Linton Osborne 2018
Dunfermline nightingale serves a series of delicious dishes destined to keep you indefinitely inebriated.
There were a few reasons why Linton Osborne didn’t last in NAZARETH, all of them personal – nothing to do with the singer’s immense talent that’s so obvious on this album. His choice of material for previous solo records may have surprised many a listener – 2011’s “Pigeonhole” explored Americana and 2017’s “Ballads & Battles” delved in Caledonian folklore – yet their follow-up is all what’s expected from someone with remarkable sense of humor and unrestrained energy.

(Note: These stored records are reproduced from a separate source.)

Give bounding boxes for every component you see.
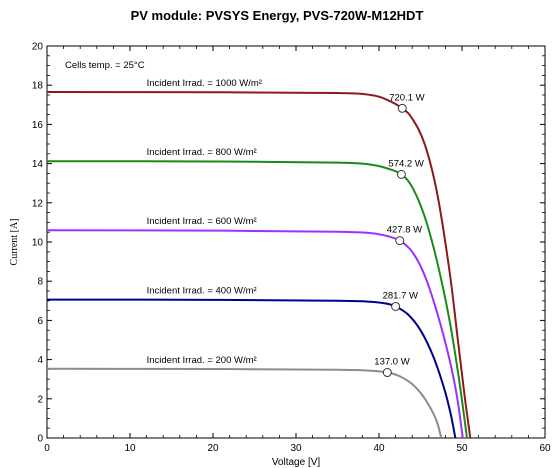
y-tick-label: 20	[32, 42, 44, 53]
y-tick-label: 6	[37, 316, 43, 327]
series-label: Incident Irrad. = 200 W/m²	[147, 355, 257, 366]
mpp-marker	[397, 103, 407, 113]
y-tick-label: 4	[37, 355, 43, 366]
series-label: Incident Irrad. = 600 W/m²	[147, 216, 257, 227]
plot-frame	[46, 45, 546, 439]
iv-curve-2	[46, 229, 464, 439]
y-axis-label: Current [A]	[9, 219, 20, 266]
y-tick-label: 16	[32, 120, 44, 131]
x-tick-label: 20	[207, 443, 219, 454]
mpp-power-label: 574.2 W	[388, 158, 423, 169]
iv-curve-4	[46, 367, 443, 439]
iv-curve-0	[46, 91, 472, 439]
mpp-power-label: 281.7 W	[383, 290, 418, 301]
y-tick-label: 8	[37, 277, 43, 288]
mpp-marker	[395, 236, 405, 246]
mpp-marker	[382, 368, 392, 378]
mpp-marker	[391, 301, 401, 311]
y-tick-label: 10	[32, 238, 44, 249]
chart-title: PV module: PVSYS Energy, PVS-720W-M12HDT	[130, 8, 424, 23]
y-tick-label: 2	[37, 394, 43, 405]
axis-ticks: 0 10 20 30 40 50 60 0 2 4 6 8 10 12 14 16 18 20	[32, 42, 551, 455]
x-tick-label: 30	[290, 443, 302, 454]
series-label: Incident Irrad. = 800 W/m²	[147, 147, 257, 158]
mpp-marker	[396, 169, 406, 179]
y-tick-label: 0	[37, 434, 43, 445]
x-tick-label: 60	[539, 443, 551, 454]
curve-labels: 720.1 W Incident Irrad. = 1000 W/m² 574.2 …	[147, 78, 425, 367]
y-tick-label: 18	[32, 81, 44, 92]
x-tick-label: 50	[456, 443, 468, 454]
cell-temp-annotation: Cells temp. = 25°C	[65, 60, 145, 71]
x-tick-label: 0	[44, 443, 50, 454]
y-tick-label: 12	[32, 198, 44, 209]
iv-curve-1	[46, 160, 468, 439]
mpp-power-label: 427.8 W	[387, 225, 422, 236]
curves	[46, 91, 472, 439]
y-tick-label: 14	[32, 159, 44, 170]
series-label: Incident Irrad. = 1000 W/m²	[147, 78, 262, 89]
x-tick-label: 40	[373, 443, 385, 454]
x-tick-label: 10	[124, 443, 136, 454]
mpp-power-label: 720.1 W	[389, 92, 424, 103]
x-axis-label: Voltage [V]	[272, 457, 321, 468]
series-label: Incident Irrad. = 400 W/m²	[147, 286, 257, 297]
mpp-power-label: 137.0 W	[374, 357, 409, 368]
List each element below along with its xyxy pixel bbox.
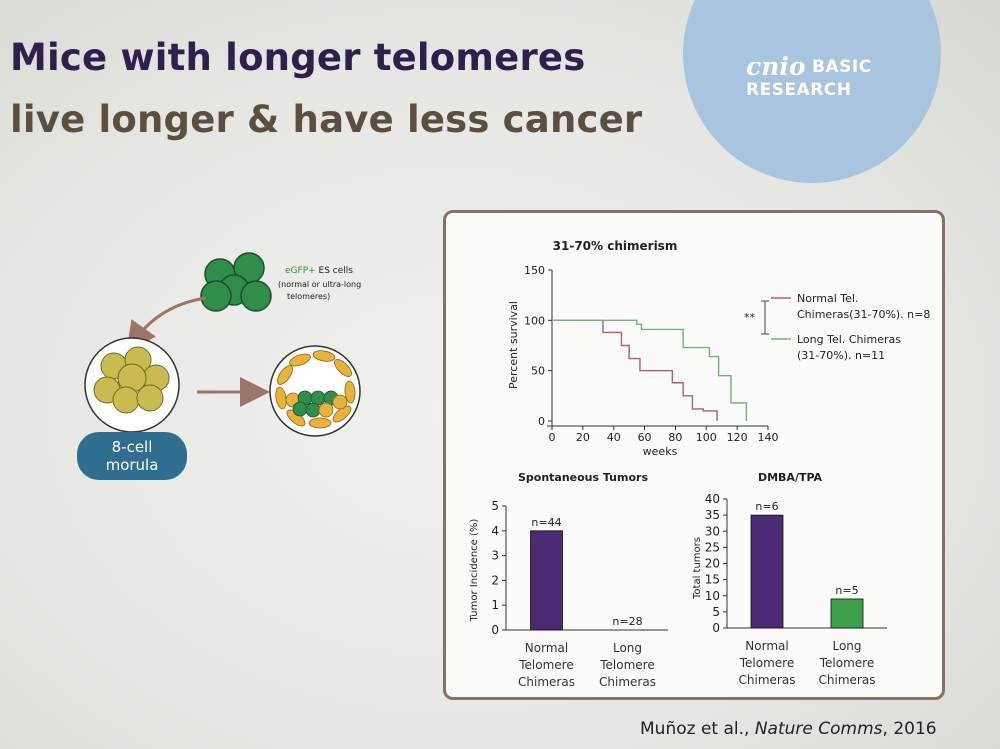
citation-journal: Nature Comms [754,719,883,739]
dmba-category-label: Telomere [739,656,794,670]
spontaneous-bar-label: n=44 [531,516,561,529]
dmba-category-label: Chimeras [819,673,876,687]
spontaneous-category-label: Chimeras [518,675,575,689]
survival-x-tick-label: 0 [549,431,556,444]
survival-x-label: weeks [643,445,678,458]
es-cells-label-rest: ES cells [316,266,354,276]
dmba-y-label: Total tumors [692,537,703,600]
legend-long-line2: (31-70%). n=11 [797,349,885,362]
es-cell-cluster [200,252,272,312]
es-cells-sub1: (normal or ultra-long [278,280,361,289]
spontaneous-y-tick-label: 5 [491,499,499,513]
dmba-y-tick-label: 15 [705,573,720,587]
survival-series [552,319,748,421]
spontaneous-y-tick-label: 1 [491,598,499,612]
spontaneous-category-label: Telomere [599,658,654,672]
dmba-bar-label: n=6 [755,500,778,513]
blastocyst-embryo [269,345,361,437]
survival-x-tick-label: 60 [638,431,652,444]
survival-axes [547,270,768,427]
dmba-y-tick-label: 35 [705,508,720,522]
dmba-chart: 0 5 10 15 20 25 30 35 40 n=6 Normal Telomere Chimera… [705,492,887,687]
spontaneous-chart-title: Spontaneous Tumors [518,471,648,484]
citation: Muñoz et al., Nature Comms, 2016 [640,719,937,739]
morula-embryo [84,337,180,433]
survival-y-tick-label: 100 [524,314,545,327]
survival-x-tick-label: 140 [758,431,779,444]
spontaneous-y-tick-label: 3 [491,549,499,563]
spontaneous-y-tick-label: 2 [491,573,499,587]
dmba-category-label: Normal [745,639,788,653]
citation-year: , 2016 [882,719,937,739]
spontaneous-category-label: Telomere [518,658,573,672]
survival-y-tick-label: 0 [538,415,545,428]
spontaneous-category-label: Long [613,641,642,655]
survival-x-tick-label: 100 [696,431,717,444]
spontaneous-bar-label: n=28 [612,615,642,628]
slide-title-line2: live longer & have less cancer [10,98,643,141]
survival-x-tick-label: 20 [576,431,590,444]
spontaneous-bar [530,530,563,631]
legend-long-line1: Long Tel. Chimeras [797,333,901,346]
morula-badge [77,432,187,480]
survival-x-tick-label: 40 [607,431,621,444]
spontaneous-category-label: Normal [525,641,568,655]
es-cells-label-gfp: eGFP+ [285,266,316,276]
dmba-y-tick-label: 25 [705,540,720,554]
dmba-y-tick-label: 30 [705,524,720,538]
dmba-bar-label: n=5 [835,584,858,597]
dmba-y-tick-label: 20 [705,557,720,571]
spontaneous-y-tick-label: 4 [491,524,499,538]
cnio-logo-research: RESEARCH [746,80,852,100]
survival-chart-title: 31-70% chimerism [553,239,678,253]
dmba-y-tick-label: 40 [705,492,720,506]
survival-line-normal [552,319,718,421]
survival-x-tick-label: 80 [668,431,682,444]
survival-ticks: 0 20 40 60 80 100 120 140 0 50 100 150 [524,264,779,444]
survival-y-tick-label: 50 [531,365,545,378]
dmba-category-label: Telomere [819,656,874,670]
survival-y-label: Percent survival [507,301,520,389]
curved-arrow-icon [126,296,207,353]
dmba-category-label: Chimeras [739,673,796,687]
legend-normal-line1: Normal Tel. [797,292,858,305]
citation-authors: Muñoz et al., [640,719,755,739]
dmba-y-tick-label: 0 [712,621,720,635]
dmba-bar [750,514,784,629]
dmba-category-label: Long [832,639,861,653]
dmba-bar [830,598,864,629]
spontaneous-chart: 0 1 2 3 4 5 n=44 Normal Telomere Chimeras n=28 Long… [491,499,668,689]
morula-label-line2: morula [106,456,159,474]
spontaneous-category-label: Chimeras [599,675,656,689]
cnio-logo-wordmark: cnio [746,52,806,81]
es-cells-sub2: telomeres) [287,292,330,301]
survival-line-long [552,319,748,421]
cnio-logo-basic: BASIC [812,57,872,77]
survival-x-tick-label: 120 [727,431,748,444]
dmba-y-tick-label: 10 [705,589,720,603]
svg-text:eGFP+ ES cells: eGFP+ ES cells [285,266,353,276]
morula-label-line1: 8-cell [112,438,153,456]
dmba-chart-title: DMBA/TPA [758,471,823,484]
spontaneous-y-label: Tumor Incidence (%) [469,519,480,623]
legend-normal-line2: Chimeras(31-70%). n=8 [797,308,930,321]
slide-title-line1: Mice with longer telomeres [10,36,586,79]
spontaneous-y-tick-label: 0 [491,623,499,637]
survival-y-tick-label: 150 [524,264,545,277]
significance-marker: ** [744,311,756,324]
dmba-y-tick-label: 5 [712,605,720,619]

Dealing for the most part in supercharged rhythm-and-blues as the title track or opener “Turn It Up” suggest, Linton doesn’t linger on intro riffs too long and lets his melodious rasp rip a morning reverie to raise a lot of hairs – of the dog and otherwise – which will stand on end, from sheer pleasure, until the album’s finale, where “Who Let The Cat Out?” is given a country twang. So yes, “City Of Sin” must be but a sole example of classically tinctured hard rock on the artist’s plate, alongside “Pressure Cooker” that should blow off a lot of steam, because the rest of it – not least a retrofuturistic edge in the purr of “Mud” – unfolds as a display of playful variety.
“I need a release”: this statement can seem obvious for any warbler but Osborne’s panache and swagger serve his purpose in a blistering way, with Kevin Singer’s guitar supporting the singer’s desire to unwind. He’s rolling through the razor-sharp rockabilly of “I Need It Man” so infectiously that it’s impossible not to get bitten by such a jitterbug, while “The Devil Is Strong” finds Linton surfing bitter waters and the critics-teasing “It’s A Hard Life” has sweet funk smeared all over a bluegrass-esque ripple.
More so, “No One Will Love You” is a caustic attack on those who considered Osborne unsuitable for stepping into Scottish finest ranks, so there’s a great excuse, or opportunity, to render “Revolution Rock” is as incendiary and contemporary as it gets. Nowadays, when being funny and friendly became a cheap exercise in hypocrisy, Linton’s sincerity ought to taste like delicacy.